By Andrew Nelson | Published May 21, 2019
One of the frequent questions we get asked is, “Who is going to replace Archbishop Wilton D. Gregory?” That’s quickly followed by the second question, “What happens until then?”
After all, Archbishop Gregory is to be installed May 21 as the new spiritual leader of the Archdiocese of Washington, in the nation’s capital. The faithful of Atlanta want to know who will be their new spiritual shepherd.
It is certainly easier to answer the latter question because the process is spelled out in the church’s law books. With the help of the experts in canon law in the Metropolitan Tribunal, we created this chart to explain the process. A cast of different characters is involved: from the senior auxiliary bishop and the little-used college of consultors to a possible Vatican appointment and potentially months of waiting for a new archbishop.
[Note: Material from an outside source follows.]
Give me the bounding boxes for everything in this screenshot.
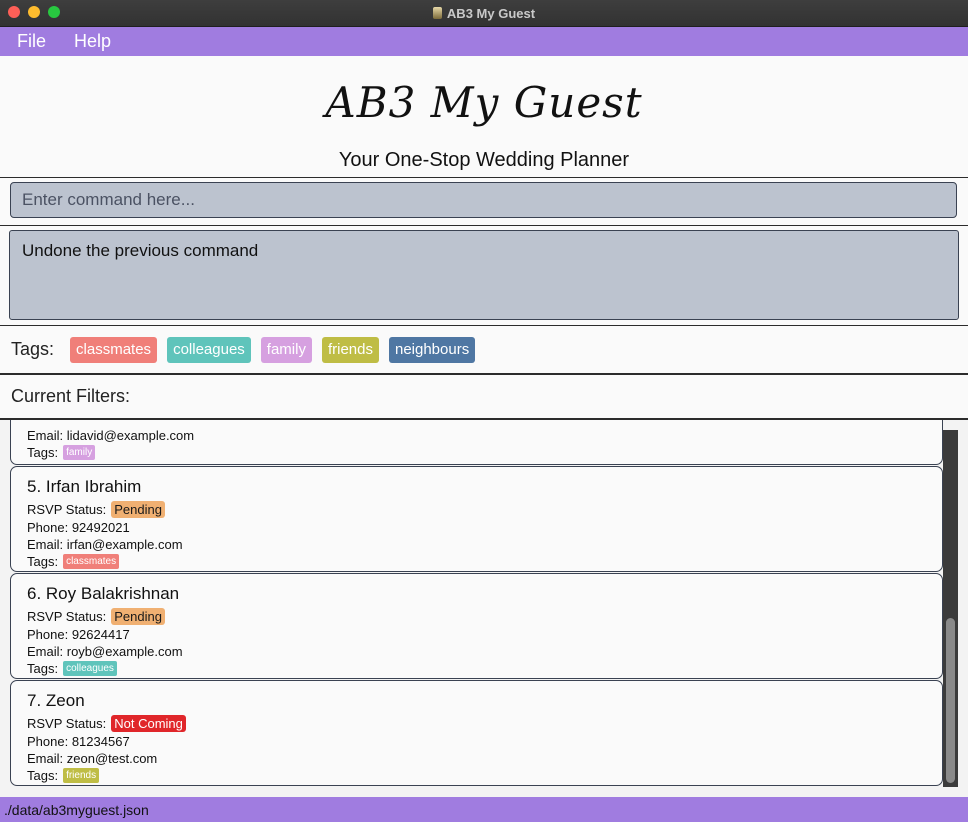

It has been commonly thought once Archbishop Gregory begins his new ministry the usual course of appointment of a diocesan administrator would be followed.
However, right before Archbishop Gregory departed for Washington, it was announced the Atlanta Archdiocese and the Diocese of Savannah had been talking with the Prosecuting Attorneys’ Council of Georgia on the issue of clergy sexual abuse. All three organizations agreed to open church files for a review of reports of sexual abuse in Georgia committed by priests. It remains to be seen if that will change the course of appointing an administrator, as some speculate.
The answer should be revealed within eight days. Canon law requires the senior auxiliary bishop during that time convene the college of consultors.